O lock-in não é um efeito colateral do SaaS: é o produto

Quando você avalia uma ferramenta de SaaS, olha os recursos, o preço de entrada e a interface. O fornecedor, por outro lado, olha outra coisa: quanto vai custar para você sair. Esse número — o seu custo de saída — é o ativo mais valioso que ele tem. O lock-in não é um efeito colateral do modelo. É o modelo.

As quatro táticas de sempre

1. O export incompleto. O botão existe, então tecnicamente "você pode levar seus dados". O que você leva são os contatos. O que fica: o histórico de atividades, as notas, os anexos, as automações que você construiu durante anos. Você leva os tijolos; eles ficam com a casa.

2. Formatos proprietários. Seus dados saem num formato que só aquela ferramenta entende — ou num CSV tão degradado que reconstruir as relações entre tabelas leva semanas. Tecnicamente exportável, na prática inútil.

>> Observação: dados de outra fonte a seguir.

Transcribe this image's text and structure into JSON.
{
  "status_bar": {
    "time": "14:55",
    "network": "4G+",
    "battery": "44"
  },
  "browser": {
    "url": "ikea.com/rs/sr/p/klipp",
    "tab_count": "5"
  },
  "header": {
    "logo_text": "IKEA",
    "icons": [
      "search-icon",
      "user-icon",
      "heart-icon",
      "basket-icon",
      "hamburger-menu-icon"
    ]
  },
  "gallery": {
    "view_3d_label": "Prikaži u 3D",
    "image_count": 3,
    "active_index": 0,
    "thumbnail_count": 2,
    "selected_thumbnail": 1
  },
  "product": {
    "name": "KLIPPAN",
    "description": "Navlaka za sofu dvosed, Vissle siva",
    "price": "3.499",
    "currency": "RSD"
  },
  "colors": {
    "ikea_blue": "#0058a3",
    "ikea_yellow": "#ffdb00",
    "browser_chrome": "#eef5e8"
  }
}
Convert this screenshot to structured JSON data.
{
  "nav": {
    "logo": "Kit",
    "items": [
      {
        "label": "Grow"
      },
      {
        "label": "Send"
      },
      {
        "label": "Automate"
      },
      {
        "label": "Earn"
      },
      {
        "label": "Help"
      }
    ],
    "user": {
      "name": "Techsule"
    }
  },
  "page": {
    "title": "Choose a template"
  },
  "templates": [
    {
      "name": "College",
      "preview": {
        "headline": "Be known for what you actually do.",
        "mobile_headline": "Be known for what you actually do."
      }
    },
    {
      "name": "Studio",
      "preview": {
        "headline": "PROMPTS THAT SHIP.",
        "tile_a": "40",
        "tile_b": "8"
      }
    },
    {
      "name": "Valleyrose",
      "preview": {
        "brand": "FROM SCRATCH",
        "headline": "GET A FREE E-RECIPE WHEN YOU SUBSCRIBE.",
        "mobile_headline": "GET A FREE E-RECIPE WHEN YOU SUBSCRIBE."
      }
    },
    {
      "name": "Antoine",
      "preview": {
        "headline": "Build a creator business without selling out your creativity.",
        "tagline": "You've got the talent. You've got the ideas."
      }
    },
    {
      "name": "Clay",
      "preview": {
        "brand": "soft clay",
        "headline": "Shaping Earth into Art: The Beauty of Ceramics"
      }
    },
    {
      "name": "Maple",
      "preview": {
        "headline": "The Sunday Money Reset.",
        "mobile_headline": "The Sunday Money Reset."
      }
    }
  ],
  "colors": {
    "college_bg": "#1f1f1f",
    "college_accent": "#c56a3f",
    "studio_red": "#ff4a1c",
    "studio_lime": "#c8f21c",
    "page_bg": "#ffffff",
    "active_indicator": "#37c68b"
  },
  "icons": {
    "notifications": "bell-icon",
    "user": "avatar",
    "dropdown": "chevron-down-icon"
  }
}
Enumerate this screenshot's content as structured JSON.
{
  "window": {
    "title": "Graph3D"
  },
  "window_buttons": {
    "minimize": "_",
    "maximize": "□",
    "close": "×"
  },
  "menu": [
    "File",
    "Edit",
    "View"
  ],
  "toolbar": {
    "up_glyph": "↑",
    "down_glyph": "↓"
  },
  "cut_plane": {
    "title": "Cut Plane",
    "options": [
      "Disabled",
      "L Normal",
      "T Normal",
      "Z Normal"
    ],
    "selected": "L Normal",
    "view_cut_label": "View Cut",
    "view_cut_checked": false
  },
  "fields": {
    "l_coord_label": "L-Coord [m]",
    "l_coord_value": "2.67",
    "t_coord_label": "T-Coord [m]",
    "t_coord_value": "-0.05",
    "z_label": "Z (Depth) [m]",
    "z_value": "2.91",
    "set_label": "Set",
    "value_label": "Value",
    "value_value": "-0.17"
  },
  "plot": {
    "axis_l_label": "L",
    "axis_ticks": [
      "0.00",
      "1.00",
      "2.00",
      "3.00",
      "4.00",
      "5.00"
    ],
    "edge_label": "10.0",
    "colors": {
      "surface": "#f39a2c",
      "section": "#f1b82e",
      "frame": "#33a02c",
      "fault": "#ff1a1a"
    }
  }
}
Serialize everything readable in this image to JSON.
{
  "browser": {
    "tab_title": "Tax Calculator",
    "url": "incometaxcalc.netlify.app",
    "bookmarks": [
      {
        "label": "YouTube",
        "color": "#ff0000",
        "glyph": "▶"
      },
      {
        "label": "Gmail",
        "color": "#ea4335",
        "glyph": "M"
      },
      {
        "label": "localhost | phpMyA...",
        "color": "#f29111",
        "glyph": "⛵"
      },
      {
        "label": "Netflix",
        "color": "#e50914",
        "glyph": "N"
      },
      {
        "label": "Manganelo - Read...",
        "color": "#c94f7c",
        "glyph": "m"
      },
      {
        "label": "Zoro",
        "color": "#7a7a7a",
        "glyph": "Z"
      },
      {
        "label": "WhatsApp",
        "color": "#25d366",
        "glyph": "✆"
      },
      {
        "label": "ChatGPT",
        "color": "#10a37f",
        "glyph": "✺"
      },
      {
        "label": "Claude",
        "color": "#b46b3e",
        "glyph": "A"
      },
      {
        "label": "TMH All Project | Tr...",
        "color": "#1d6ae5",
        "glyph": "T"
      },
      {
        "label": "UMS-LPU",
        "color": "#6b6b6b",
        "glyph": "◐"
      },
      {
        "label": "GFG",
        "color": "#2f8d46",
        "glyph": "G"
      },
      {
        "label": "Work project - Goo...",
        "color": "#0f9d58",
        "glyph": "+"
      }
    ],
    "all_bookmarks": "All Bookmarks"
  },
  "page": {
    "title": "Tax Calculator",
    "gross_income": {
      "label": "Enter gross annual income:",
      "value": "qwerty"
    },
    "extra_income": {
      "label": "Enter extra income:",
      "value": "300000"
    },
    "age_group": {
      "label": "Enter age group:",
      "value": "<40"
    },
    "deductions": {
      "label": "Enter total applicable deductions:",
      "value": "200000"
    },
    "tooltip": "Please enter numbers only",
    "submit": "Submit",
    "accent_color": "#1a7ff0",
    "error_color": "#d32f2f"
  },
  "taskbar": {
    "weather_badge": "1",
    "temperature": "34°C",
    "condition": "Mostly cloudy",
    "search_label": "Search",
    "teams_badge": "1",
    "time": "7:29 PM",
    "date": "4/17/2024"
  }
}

3. Integrações que quebram. Enquanto você está dentro, tudo se conecta com tudo. No dia em que você anuncia que vai sair, descobre que essas integrações eram a cola da sua operação: o formulário do site, o sync com o faturamento, o webhook que dispara o seu pipeline. Sair não custa a assinatura: custa refazer metade da empresa.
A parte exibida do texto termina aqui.